Damiano and Abel expanded their research to examine the effects within and across two distinct clinical subgroups: children with spastic hemiplegia (n=5) and children with moderate to severe spastic diplegia (n=6).34 The children ranged in age from 6 to 12 years. The investigators wanted to determine if a resistance training program would increase strength in certain targeted muscles. The untrained muscles were used as a basis for comparison. In the children with hemiplegia, strength changes on the more affected extremity were compared to corresponding muscles on the contralateral extremity. In the children with diplegia, the ipsilateral antagonist muscles were used as the untrained comparison. Eight muscle groups were tested using a hand-held dynamometer. A secondary purpose of the study was to determine if subjects could achieve functional gains in performance after the resistance training program. Computerized gait analysis was used for this purpose. Subjects were asked to exercise three times a week for 6 consecutive weeks. Velcro-attached free weights were used, and the load for each muscle was approximately 65 percent of the maximum isometric strength value. Each subject performed four sets with five repetitions in each set at each muscle group. Results of the study found that in the children with diplegia, there was a 69 percent increase in strength after training in the targeted muscle groups, and in the children with hemiplegia, there was a 20 percent increase. Functional changes were also found for the entire group. Subjects increased their maximal speed during fast walking. Damiano and colleagues reconfirmed the findings of previous research that resistance training in young individuals with cerebral palsy is safe and effective in improving strength and motor performance: "To our knowledge, there is no research to support the theory that resistance training increases the recruitment of other muscles that are already overactive or spastic, which would obviously be contraindicated if this were the case."

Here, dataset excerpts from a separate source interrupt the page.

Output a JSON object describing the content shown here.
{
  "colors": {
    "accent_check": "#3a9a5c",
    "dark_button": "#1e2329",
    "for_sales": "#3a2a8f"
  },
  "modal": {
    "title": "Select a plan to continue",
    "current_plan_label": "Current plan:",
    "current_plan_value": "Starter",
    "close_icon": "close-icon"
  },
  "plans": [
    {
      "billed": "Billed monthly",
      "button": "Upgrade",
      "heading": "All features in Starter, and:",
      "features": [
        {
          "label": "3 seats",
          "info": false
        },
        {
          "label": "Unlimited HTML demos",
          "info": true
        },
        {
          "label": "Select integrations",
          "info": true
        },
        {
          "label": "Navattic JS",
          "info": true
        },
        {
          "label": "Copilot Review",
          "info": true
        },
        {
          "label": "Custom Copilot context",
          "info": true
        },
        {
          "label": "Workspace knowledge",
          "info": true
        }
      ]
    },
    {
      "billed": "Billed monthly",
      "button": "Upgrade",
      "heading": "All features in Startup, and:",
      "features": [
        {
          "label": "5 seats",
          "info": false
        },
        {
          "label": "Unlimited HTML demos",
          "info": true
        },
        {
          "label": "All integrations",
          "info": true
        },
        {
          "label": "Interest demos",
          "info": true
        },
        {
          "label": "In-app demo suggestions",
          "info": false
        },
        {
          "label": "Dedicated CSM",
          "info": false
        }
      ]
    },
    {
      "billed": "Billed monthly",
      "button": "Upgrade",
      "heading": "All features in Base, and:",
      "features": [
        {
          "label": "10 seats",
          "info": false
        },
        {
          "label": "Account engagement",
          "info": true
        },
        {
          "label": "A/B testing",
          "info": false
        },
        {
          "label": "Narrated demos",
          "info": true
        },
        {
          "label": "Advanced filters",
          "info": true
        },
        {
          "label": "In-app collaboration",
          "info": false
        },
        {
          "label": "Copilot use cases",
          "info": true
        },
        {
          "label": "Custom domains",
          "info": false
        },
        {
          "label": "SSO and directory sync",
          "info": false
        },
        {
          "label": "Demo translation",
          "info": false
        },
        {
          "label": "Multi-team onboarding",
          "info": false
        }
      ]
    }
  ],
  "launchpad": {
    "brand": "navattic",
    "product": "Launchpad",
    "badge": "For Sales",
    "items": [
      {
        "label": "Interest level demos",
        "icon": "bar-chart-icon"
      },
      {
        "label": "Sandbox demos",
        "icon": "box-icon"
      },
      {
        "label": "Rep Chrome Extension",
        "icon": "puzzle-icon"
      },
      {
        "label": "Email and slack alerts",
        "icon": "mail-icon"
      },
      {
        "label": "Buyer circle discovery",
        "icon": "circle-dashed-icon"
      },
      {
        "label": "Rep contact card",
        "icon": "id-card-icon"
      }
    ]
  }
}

Damiano and Abel concluded that a short-term strength training program demonstrated positive functional outcomes. They also reiterated that the clinical concern that resistance training will cause an "inadvertent strengthening of the spastic antagonist muscle during training" is unfounded.34

Based on these training studies, children who have cerebral palsy and other neuromuscular disabilities should be involved in a resistance training program. In developing strength programs for ambulatory children with neuromuscular disabilities, it is important to assess individual muscle groups to determine any asymmetrical weakness that may impose a greater burden on walking, and to develop the functional muscle groups that are needed for daily activities.